Droit de préemption de la SAFER : la motivation de sa décision doit-elle comporter une identification du potentiel bénéficiaire de la préemption ?

La Cour de cassation vient, avec deux nouveaux arrêts, étoffer sa jurisprudence en matière de motivation des décisions de préemption des SAFER. Pour rappel, à peine de nullité, les SAFER doivent justifier leur décision de préemption par référence explicite et motivée à l’un ou plusieurs des objectifs que la loi lui confère.

La motivation de la décision de préemption de la SAFER ne doit pas se limiter à une simple référence à l’un des objectifs énumérés par la loi, mais doit exprimer précisément pourquoi l’acquisition du bien doit lui permettre d’atteindre le but poursuivi.

La Cour de cassation, dans deux décisions rendues le 7 septembre 2023, avaient déjà eu l’occasion de rappeler cette exigence de motivation, dans le cadre d’une décision de rétrocession (voir Actu précédente).

Dans la première espèce (Cass., 3e civ., 25 janvier 2024, n° 22-10.305), la Cour a validé la décision de préemption de la SAFER, en relevant qu’elle « décrivait de façon détaillée l’ensemble du parcellaire, indiquait que l’agriculture de la commune de Zevaco était tournée vers l’élevage porcin et bovin et précisait que plusieurs projets pourraient se révéler au moment de l’appel à candidature fait par la SAFER, dont celui de l’éleveur porcin situé en limite des parcelles préemptées ».
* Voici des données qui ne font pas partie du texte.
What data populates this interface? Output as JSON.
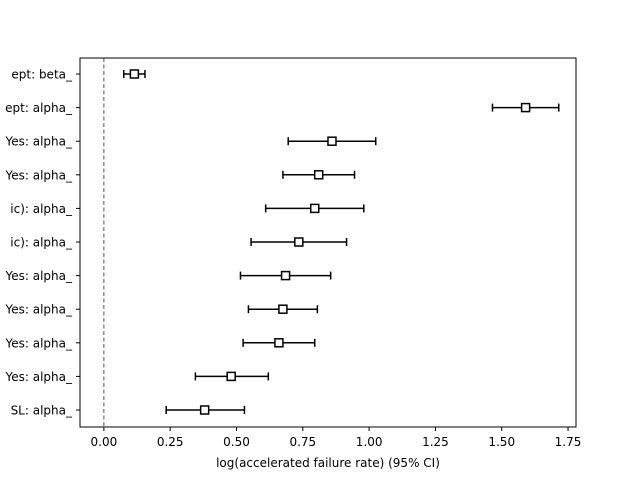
{
  "chart_data": {
    "type": "forest",
    "xlabel": "log(accelerated failure rate) (95% CI)",
    "xlim": [
      -0.09,
      1.78
    ],
    "xticks": [
      0.0,
      0.25,
      0.5,
      0.75,
      1.0,
      1.25,
      1.5,
      1.75
    ],
    "xtick_labels": [
      "0.00",
      "0.25",
      "0.50",
      "0.75",
      "1.00",
      "1.25",
      "1.50",
      "1.75"
    ],
    "reference_line": 0,
    "rows": [
      {
        "label": "ept: beta_",
        "estimate": 0.115,
        "lower": 0.075,
        "upper": 0.155
      },
      {
        "label": "ept: alpha_",
        "estimate": 1.59,
        "lower": 1.465,
        "upper": 1.715
      },
      {
        "label": "Yes: alpha_",
        "estimate": 0.86,
        "lower": 0.695,
        "upper": 1.025
      },
      {
        "label": "Yes: alpha_",
        "estimate": 0.81,
        "lower": 0.675,
        "upper": 0.945
      },
      {
        "label": "ic): alpha_",
        "estimate": 0.795,
        "lower": 0.61,
        "upper": 0.98
      },
      {
        "label": "ic): alpha_",
        "estimate": 0.735,
        "lower": 0.555,
        "upper": 0.915
      },
      {
        "label": "Yes: alpha_",
        "estimate": 0.685,
        "lower": 0.515,
        "upper": 0.855
      },
      {
        "label": "Yes: alpha_",
        "estimate": 0.675,
        "lower": 0.545,
        "upper": 0.805
      },
      {
        "label": "Yes: alpha_",
        "estimate": 0.66,
        "lower": 0.525,
        "upper": 0.795
      },
      {
        "label": "Yes: alpha_",
        "estimate": 0.48,
        "lower": 0.345,
        "upper": 0.62
      },
      {
        "label": "SL: alpha_",
        "estimate": 0.38,
        "lower": 0.235,
        "upper": 0.53
      }
    ],
    "colors": {
      "marker_edge": "#000000",
      "marker_fill": "#ffffff",
      "reference_line": "#555555"
    }
  }
}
Elle a alors considéré que la décision comportait une analyse concrète des données locales et des besoins du secteur agricole de la commune.

En revanche, dans la seconde espèce (Cass., 3e civ., 11 janvier 2024, n° 22-12.166 et 22-12.807), la Cour de cassation, après avoir rappelé que la motivation ne doit pas se limiter à une simple référence à l’un des neufs objectifs énumérés par la loi, a constaté que la décision de la SAFER n’exposait pas l’intérêt de la préemption des parcelles litigieuses au regard des besoins fonciers des exploitations concernées.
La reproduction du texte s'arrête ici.